Ubuntu 23.04 + Linux 6.4 + Mesa Git: In addition to using Linux 6.4, upgrading to Mesa 23.2-devel from the Oibaf PPA was also tested for providing the latest RadeonSI OpenGL and RADV Vulkan drivers for the RDNA3 GPU with the AMD Ryzen Z1 Extreme.

Ubuntu 23.04 + Linux 6.4 + Mesa Git + Perf: The above configuration but also switching over to the "performance" ACPI Platform Profile rather than the default balanced mode. The ACPI Platform Profile is for allowing the ROG Ally to run in its performance-optimized mode, akin to the "Turbo" behavior under Windows.

Ubuntu 23.04 + Linux 6.4 + Mesa Git + Perf All: The above configuration but also setting the CPU frequency scaling goveror to the "performance" governor rather than the default schedutil governor that makes use of scheduler utilization data. While changing to the performance CPU frequency governor is commonly done on desktop gaming systems, for systems like the ROG Ally with integrated graphics it's less convincing.
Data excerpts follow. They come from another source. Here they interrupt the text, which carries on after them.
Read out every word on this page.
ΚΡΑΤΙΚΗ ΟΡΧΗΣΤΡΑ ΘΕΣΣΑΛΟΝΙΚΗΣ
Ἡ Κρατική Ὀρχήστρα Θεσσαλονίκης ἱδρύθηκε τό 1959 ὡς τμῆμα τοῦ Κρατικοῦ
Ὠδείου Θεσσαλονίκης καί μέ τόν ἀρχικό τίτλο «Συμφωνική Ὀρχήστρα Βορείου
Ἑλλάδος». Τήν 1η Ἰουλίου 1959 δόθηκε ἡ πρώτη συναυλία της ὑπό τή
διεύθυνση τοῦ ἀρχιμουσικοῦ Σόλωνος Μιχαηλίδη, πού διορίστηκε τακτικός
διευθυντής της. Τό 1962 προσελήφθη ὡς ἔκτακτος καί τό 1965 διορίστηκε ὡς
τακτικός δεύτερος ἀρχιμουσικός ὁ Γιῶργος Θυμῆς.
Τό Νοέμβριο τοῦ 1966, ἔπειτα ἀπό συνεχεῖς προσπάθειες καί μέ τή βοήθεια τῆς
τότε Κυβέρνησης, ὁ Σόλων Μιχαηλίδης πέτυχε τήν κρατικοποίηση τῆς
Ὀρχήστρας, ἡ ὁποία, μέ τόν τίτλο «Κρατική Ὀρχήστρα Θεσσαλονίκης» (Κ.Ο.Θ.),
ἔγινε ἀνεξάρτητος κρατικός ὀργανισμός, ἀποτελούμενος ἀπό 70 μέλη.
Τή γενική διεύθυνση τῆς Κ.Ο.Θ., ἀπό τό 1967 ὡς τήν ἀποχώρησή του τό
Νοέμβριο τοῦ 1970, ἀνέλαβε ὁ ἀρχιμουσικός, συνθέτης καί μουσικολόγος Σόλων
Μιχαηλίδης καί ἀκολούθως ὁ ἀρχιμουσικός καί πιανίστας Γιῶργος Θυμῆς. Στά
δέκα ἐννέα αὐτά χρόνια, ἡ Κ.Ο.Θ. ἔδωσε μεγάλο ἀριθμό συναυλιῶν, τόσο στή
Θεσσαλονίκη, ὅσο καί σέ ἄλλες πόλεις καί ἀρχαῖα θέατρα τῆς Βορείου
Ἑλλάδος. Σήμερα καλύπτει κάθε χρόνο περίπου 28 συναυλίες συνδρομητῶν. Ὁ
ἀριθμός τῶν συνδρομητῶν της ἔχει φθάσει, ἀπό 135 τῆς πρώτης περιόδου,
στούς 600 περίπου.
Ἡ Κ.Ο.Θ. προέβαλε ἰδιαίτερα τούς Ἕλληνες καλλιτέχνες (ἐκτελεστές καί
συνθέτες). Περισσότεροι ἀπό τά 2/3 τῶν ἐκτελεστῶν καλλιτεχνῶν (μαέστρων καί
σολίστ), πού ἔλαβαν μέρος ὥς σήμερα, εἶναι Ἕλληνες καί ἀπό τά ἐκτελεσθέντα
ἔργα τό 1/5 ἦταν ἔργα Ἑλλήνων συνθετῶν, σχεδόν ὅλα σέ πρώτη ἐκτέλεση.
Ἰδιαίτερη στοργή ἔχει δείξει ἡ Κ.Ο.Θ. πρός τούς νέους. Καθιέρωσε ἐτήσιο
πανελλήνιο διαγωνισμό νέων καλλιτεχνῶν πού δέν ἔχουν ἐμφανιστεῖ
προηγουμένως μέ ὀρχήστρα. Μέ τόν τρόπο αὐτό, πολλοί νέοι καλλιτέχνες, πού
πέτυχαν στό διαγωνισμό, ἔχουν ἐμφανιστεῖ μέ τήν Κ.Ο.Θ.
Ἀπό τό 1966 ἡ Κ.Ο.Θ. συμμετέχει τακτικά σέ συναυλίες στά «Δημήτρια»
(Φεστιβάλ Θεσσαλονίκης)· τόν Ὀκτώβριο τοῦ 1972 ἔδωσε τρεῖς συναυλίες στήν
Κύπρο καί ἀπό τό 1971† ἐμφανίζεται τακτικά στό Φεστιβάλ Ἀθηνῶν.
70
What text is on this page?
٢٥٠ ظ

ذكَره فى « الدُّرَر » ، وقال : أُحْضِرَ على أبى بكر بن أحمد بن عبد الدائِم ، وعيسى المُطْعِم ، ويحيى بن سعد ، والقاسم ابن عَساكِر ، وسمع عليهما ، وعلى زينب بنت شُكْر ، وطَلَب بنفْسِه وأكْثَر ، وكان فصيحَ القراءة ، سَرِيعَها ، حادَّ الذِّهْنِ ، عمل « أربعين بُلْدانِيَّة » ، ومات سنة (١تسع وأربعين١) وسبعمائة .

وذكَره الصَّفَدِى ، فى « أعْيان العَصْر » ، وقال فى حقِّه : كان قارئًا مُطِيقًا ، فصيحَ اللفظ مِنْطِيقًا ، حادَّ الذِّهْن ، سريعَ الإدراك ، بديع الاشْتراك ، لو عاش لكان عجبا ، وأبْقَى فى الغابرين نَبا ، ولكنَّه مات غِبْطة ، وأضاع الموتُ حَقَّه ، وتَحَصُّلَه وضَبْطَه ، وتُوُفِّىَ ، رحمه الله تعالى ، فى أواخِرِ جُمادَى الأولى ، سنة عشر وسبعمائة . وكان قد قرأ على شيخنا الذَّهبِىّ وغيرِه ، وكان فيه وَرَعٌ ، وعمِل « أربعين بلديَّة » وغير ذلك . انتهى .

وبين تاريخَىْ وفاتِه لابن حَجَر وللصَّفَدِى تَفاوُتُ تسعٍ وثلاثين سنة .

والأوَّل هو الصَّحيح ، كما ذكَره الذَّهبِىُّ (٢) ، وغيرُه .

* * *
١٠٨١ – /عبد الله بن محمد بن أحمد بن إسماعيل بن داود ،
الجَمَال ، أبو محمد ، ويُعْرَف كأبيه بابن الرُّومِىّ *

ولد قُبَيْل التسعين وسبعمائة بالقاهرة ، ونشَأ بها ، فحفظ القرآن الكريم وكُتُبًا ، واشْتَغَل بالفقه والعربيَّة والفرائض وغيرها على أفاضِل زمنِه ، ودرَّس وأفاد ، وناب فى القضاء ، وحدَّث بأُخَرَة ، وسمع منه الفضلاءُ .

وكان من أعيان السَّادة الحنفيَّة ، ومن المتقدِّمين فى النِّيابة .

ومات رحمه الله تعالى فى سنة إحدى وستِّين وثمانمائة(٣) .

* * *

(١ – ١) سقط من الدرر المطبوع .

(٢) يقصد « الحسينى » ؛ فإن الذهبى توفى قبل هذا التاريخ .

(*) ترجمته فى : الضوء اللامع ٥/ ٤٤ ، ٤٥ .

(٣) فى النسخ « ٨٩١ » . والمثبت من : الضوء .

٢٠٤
Since both the CPU cores and GPU share the same power budget and thermals, forcing the CPU to always run in its performance mode can in turn hurt the GPU performance. In any event this run has those numbers.

ASUS ROG Ally Windows 11 vs. Linux Gaming Performance

From there a wide variety of graphics and gaming benchmarks were carried out on the same ASUS ROG Ally under Windows 11 and Ubuntu Linux. The same ROG Ally with the same BIOS configuration and version was used throughout testing. (Any reported hardware differences in the table just come down to how the information is propagated under each OS.)